Já entre os dez sites de maior audiência e os dezessete veículos impressos pagos de maior tiragem, aparecem dois de propriedade de lideranças religiosas: o portal R7 e o jornal diário Correio do Povo, ambos do bispo evangélico Edir Macedo, líder da Igreja Universal do Reino de Deus (Iurd).
Em um dos artigos, li o seguinte: “Ao assumir a presidência da Câmara dos Deputados, em 2015, o deputado cassado Eduardo Cunha (PMDB-RJ), ex-membro da igreja Sara Nossa Terra e atual integrante da Assembleia de Deus Ministério Madureira, afirmou que “aborto e regulação da mídia só serão votados passando por cima do meu cadáver”.
A frase diz muito sobre a forma como igrejas cristãs têm atuado no Brasil nas últimas décadas”, esse argumento é a mais pura realidade, as igrejas cristãs, desde sempre manipulam as ideias da sociedade, e hoje em dia, isso não é diferente.
A continuação daquele argumento é de que as lideranças evangélicas e católicas atuam na esfera pública em defesa de valores considerados por elas como cristãos, sob a justificativa de que estariam agindo “em nome de Deus” e do direito de terem seus interesses representados, em uma visão de democracia que a define mais como um governo da maioria do que como um governo de todos.
A programação dessa mídia religiosa é voltada para a defesa de valores considerados como cristãos, e coincidem com grande parte da atuação de igrejas evangélicas e católicas no sistema político brasileiro.
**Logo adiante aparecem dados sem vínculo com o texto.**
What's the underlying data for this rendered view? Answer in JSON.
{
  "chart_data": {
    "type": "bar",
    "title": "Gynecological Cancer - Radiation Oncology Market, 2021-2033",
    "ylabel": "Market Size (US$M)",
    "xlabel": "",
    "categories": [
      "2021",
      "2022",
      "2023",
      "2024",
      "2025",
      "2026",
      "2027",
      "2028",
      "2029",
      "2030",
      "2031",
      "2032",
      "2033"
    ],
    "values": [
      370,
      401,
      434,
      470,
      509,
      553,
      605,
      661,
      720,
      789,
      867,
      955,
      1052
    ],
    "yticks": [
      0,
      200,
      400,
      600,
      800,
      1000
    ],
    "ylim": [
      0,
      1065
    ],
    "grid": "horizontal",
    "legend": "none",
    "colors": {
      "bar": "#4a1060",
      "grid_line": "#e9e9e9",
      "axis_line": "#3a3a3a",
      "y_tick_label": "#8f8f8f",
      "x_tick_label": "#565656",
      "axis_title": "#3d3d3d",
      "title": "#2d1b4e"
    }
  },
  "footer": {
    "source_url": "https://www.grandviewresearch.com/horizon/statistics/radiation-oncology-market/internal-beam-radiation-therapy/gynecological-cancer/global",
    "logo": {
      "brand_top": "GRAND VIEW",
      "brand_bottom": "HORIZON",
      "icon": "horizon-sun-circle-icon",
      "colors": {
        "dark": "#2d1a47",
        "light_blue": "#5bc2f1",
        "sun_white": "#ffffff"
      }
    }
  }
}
A defesa de questões morais, da chamada “família tradicional”, a condenação da homossexualidade e do aborto são algumas pautas que reúnem grande número de evangélicos e católicos de diferentes correntes doutrinárias em sua atuação no Congresso Nacional.
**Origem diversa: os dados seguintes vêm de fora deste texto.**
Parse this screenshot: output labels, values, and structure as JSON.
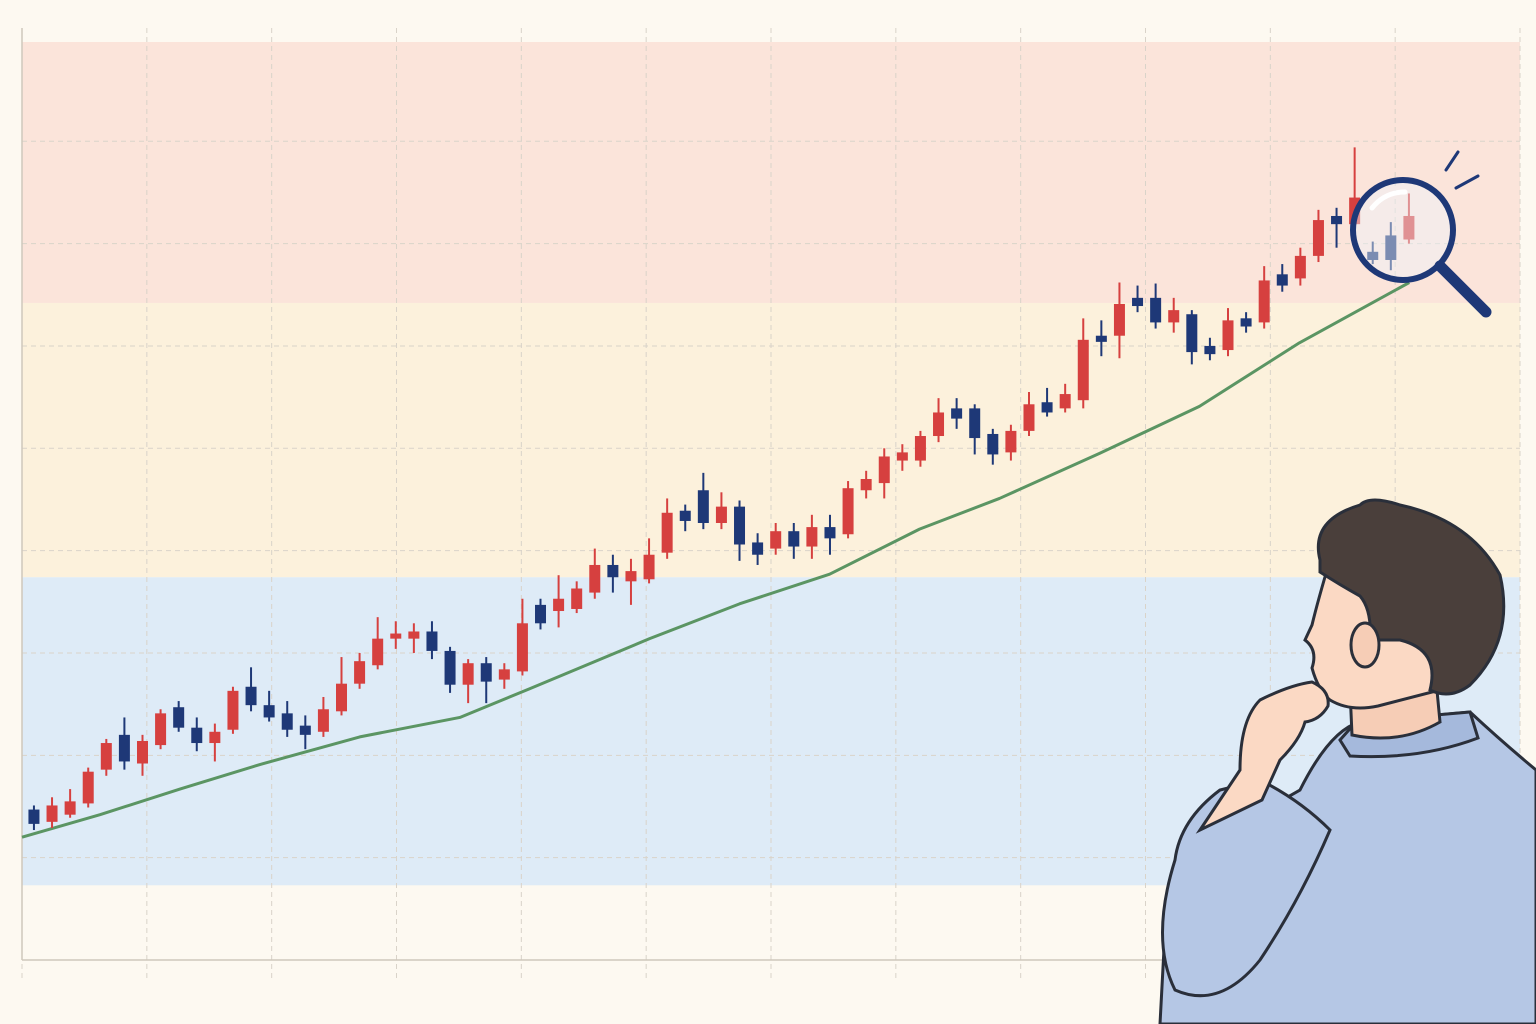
{
  "chart_data": {
    "type": "candlestick",
    "x": [
      0,
      1,
      2,
      3,
      4,
      5,
      6,
      7,
      8,
      9,
      10,
      11,
      12,
      13,
      14,
      15,
      16,
      17,
      18,
      19,
      20,
      21,
      22,
      23,
      24,
      25,
      26,
      27,
      28,
      29,
      30,
      31,
      32,
      33,
      34,
      35,
      36,
      37,
      38,
      39,
      40,
      41,
      42,
      43,
      44,
      45,
      46,
      47,
      48,
      49,
      50,
      51,
      52,
      53,
      54,
      55,
      56,
      57,
      58,
      59,
      60,
      61,
      62,
      63,
      64,
      65,
      66,
      67,
      68,
      69,
      70,
      71,
      72,
      73,
      74,
      75,
      76
    ],
    "open": [
      147,
      135,
      142,
      153,
      186,
      220,
      192,
      210,
      247,
      227,
      212,
      225,
      267,
      249,
      241,
      229,
      223,
      243,
      270,
      288,
      314,
      314,
      321,
      302,
      269,
      290,
      274,
      282,
      347,
      341,
      343,
      359,
      386,
      370,
      372,
      398,
      439,
      459,
      427,
      443,
      408,
      402,
      419,
      404,
      423,
      416,
      459,
      466,
      488,
      488,
      512,
      539,
      539,
      514,
      496,
      517,
      545,
      539,
      547,
      610,
      610,
      647,
      647,
      623,
      631,
      600,
      596,
      627,
      623,
      670,
      666,
      688,
      727,
      719,
      692,
      708,
      704
    ],
    "high": [
      151,
      159,
      167,
      188,
      216,
      237,
      220,
      245,
      253,
      237,
      231,
      267,
      286,
      263,
      253,
      239,
      257,
      296,
      300,
      335,
      331,
      329,
      331,
      306,
      294,
      296,
      290,
      353,
      353,
      376,
      370,
      402,
      396,
      392,
      412,
      451,
      445,
      476,
      457,
      449,
      417,
      427,
      427,
      435,
      435,
      468,
      478,
      500,
      504,
      517,
      549,
      549,
      543,
      519,
      523,
      555,
      559,
      563,
      627,
      625,
      662,
      659,
      661,
      647,
      635,
      608,
      637,
      633,
      678,
      680,
      696,
      733,
      735,
      794,
      702,
      721,
      749
    ],
    "low": [
      127,
      129,
      139,
      149,
      180,
      186,
      180,
      206,
      223,
      204,
      194,
      221,
      243,
      233,
      218,
      206,
      218,
      239,
      265,
      284,
      304,
      300,
      294,
      261,
      251,
      251,
      265,
      278,
      323,
      325,
      339,
      353,
      359,
      347,
      368,
      392,
      419,
      421,
      421,
      390,
      386,
      396,
      392,
      392,
      396,
      412,
      451,
      451,
      478,
      482,
      506,
      519,
      494,
      484,
      488,
      512,
      531,
      535,
      539,
      590,
      588,
      633,
      617,
      613,
      582,
      586,
      590,
      613,
      617,
      653,
      659,
      682,
      696,
      698,
      680,
      674,
      700
    ],
    "close": [
      133,
      151,
      155,
      184,
      212,
      194,
      214,
      241,
      227,
      212,
      223,
      263,
      249,
      237,
      225,
      220,
      245,
      270,
      292,
      314,
      319,
      321,
      302,
      269,
      290,
      272,
      284,
      329,
      329,
      353,
      363,
      386,
      374,
      380,
      396,
      437,
      429,
      427,
      443,
      406,
      396,
      419,
      404,
      423,
      412,
      461,
      470,
      492,
      496,
      512,
      535,
      529,
      510,
      494,
      517,
      543,
      535,
      553,
      606,
      604,
      641,
      639,
      623,
      635,
      594,
      592,
      625,
      619,
      664,
      659,
      688,
      723,
      719,
      745,
      684,
      684,
      727
    ],
    "up_color": "#d6403f",
    "down_color": "#1e3877",
    "overlay": {
      "color": "#5b9563",
      "x": [
        -0.66,
        3.65,
        8.07,
        12.49,
        18.01,
        23.54,
        27.4,
        34.03,
        39.0,
        43.98,
        48.95,
        53.37,
        58.9,
        64.42,
        69.94,
        76.02
      ],
      "values": [
        120,
        142,
        167,
        191,
        218,
        237,
        265,
        314,
        348,
        377,
        421,
        451,
        495,
        541,
        603,
        662
      ]
    },
    "zones": [
      {
        "from": 642,
        "to": 897,
        "color": "#fbe4da"
      },
      {
        "from": 374,
        "to": 642,
        "color": "#fcf1dc"
      },
      {
        "from": 73,
        "to": 374,
        "color": "#deebf7"
      }
    ],
    "xlim": [
      -0.66,
      82.14
    ],
    "xticks": [
      -0.66,
      6.24,
      13.14,
      20.04,
      26.94,
      33.84,
      40.74,
      47.64,
      54.54,
      61.44,
      68.34,
      75.24,
      82.14
    ],
    "ylim": [
      0,
      897
    ],
    "yticks": [
      0,
      100,
      200,
      300,
      400,
      500,
      600,
      700,
      800
    ],
    "grid": true
  }
}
O mais importante de observar nesses artigos é que nada é feito na ingenuidade, na inocência. Tudo que vemos e lemos na mídia tem um grande controle por trás. É um negócio, é movido por interesses financeiros, empresariais, políticos e religiosos. Temos que desconfiar de tudo aquilo que a grande mídia nos impõe diariamente. Como futuros jornalistas e leitores temos que buscar novas fontes, nova informações, diferentes pontos de vista.
Sarah Vianna,acadêmica do curso de Jornalismo da Universidade Franciscana.